El General Shepherd contemplaba la pantalla en silencio. Su rostro endurecido no dejaba ver emoción alguna, pero dentro de él, todo temblaba. Frente a él, en una transmisión cifrada, aparecía su esposa: Emili, su secretaria, su mayor debilidad. Estaba esposada, con el rostro golpeado, y al fondo, el Capitán Price sostenía un arma apuntando directamente a su cabeza.
—Creíste que podías engañarnos, Shepherd —dijo Price, su voz gélida como el acero—. Pero siempre supimos que estabas jugando con fuego… junto a Graves.
—¿Qué quieren? —gruñó Shepherd, aunque su tono no era de autoridad, sino de súplica apenas contenida.
—Justicia —intervino Ghost desde un rincón de la imagen—. Y tú tienes dos opciones.
Price se acercó más a la cámara.
—Uno: confiesas. Revelas todo. Tus crímenes, tus alianzas con enemigos, tus traiciones. Lo haces públicamente, hoy mismo. Renuncias a tu puesto. Caerás como el traidor que eres. Sin medallas. Sin honores.
Shepherd apretó los puños. Cada palabra era un disparo contra su ego.
—¿Y la otra opción? —preguntó con voz áspera.
Price ladeó la cabeza, acercando el cañón aún más a la sien de Emili.
—Dos: te callas… y miras cómo la matamos.
Un silencio sepulcral se apoderó de la sala. Shepherd tragó saliva. Miró a su esposa. Ella, con lágrimas en los ojos, no suplicaba. Lo conocía demasiado bien. Sabía que él ya estaba haciendo cálculos.
—Ella sabe todo, Shepherd —añadió Ghost—. Le mostramos los informes, los videos… las ejecuciones que tú autorizaste.

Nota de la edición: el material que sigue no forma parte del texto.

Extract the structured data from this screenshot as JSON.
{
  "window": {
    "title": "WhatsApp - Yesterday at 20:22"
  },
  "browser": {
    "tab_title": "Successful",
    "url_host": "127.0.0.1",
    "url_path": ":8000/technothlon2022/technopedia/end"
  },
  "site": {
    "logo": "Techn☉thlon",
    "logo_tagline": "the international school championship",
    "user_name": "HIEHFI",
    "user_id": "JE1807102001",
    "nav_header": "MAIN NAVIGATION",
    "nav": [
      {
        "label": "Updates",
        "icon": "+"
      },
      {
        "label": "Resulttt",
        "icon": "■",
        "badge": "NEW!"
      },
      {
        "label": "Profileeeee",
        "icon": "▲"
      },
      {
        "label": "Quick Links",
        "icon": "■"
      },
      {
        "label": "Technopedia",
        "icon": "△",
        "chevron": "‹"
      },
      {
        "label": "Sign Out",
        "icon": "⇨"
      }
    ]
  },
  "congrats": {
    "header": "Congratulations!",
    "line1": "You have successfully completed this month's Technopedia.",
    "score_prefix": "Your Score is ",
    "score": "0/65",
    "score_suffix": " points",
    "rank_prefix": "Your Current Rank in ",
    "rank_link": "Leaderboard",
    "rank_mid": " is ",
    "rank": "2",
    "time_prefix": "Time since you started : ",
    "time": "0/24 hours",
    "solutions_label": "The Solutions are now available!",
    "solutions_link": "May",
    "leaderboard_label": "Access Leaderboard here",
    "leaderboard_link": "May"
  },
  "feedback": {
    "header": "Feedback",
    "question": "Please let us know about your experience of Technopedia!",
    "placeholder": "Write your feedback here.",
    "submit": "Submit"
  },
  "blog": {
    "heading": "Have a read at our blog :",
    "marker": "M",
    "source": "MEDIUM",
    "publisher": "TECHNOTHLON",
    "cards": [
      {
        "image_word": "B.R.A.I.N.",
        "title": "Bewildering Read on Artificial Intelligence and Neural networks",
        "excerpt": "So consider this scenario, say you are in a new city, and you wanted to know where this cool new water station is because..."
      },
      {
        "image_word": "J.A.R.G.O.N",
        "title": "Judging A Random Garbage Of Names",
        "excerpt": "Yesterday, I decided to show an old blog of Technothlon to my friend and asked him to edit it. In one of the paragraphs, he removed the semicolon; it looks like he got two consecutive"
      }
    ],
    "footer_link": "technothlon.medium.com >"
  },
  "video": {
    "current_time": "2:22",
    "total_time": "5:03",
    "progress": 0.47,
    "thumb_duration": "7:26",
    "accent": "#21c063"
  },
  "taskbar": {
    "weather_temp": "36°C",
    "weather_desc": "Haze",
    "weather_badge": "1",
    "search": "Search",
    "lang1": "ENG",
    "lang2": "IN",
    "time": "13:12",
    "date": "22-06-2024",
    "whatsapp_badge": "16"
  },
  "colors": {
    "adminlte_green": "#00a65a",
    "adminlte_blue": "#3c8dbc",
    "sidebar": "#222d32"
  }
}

Tus tratos con Graves.
Emili desvió la mirada. Asco y decepción se reflejaban en su rostro. Ya no era solo una rehén. Era testigo. Y eso dolía más que cualquier bala.
—Dime, general —sentenció Price—, ¿serás el mártir… o el verdugo?
Las cámaras grababan. Las líneas estaban abiertas. Shepherd sabía que su carrera había terminado.
—Apaga la transmisión —susurró al soldado junto a él.
Pero nadie obedeció.
El mundo entero lo estaba viendo.
Y tenía que elegir.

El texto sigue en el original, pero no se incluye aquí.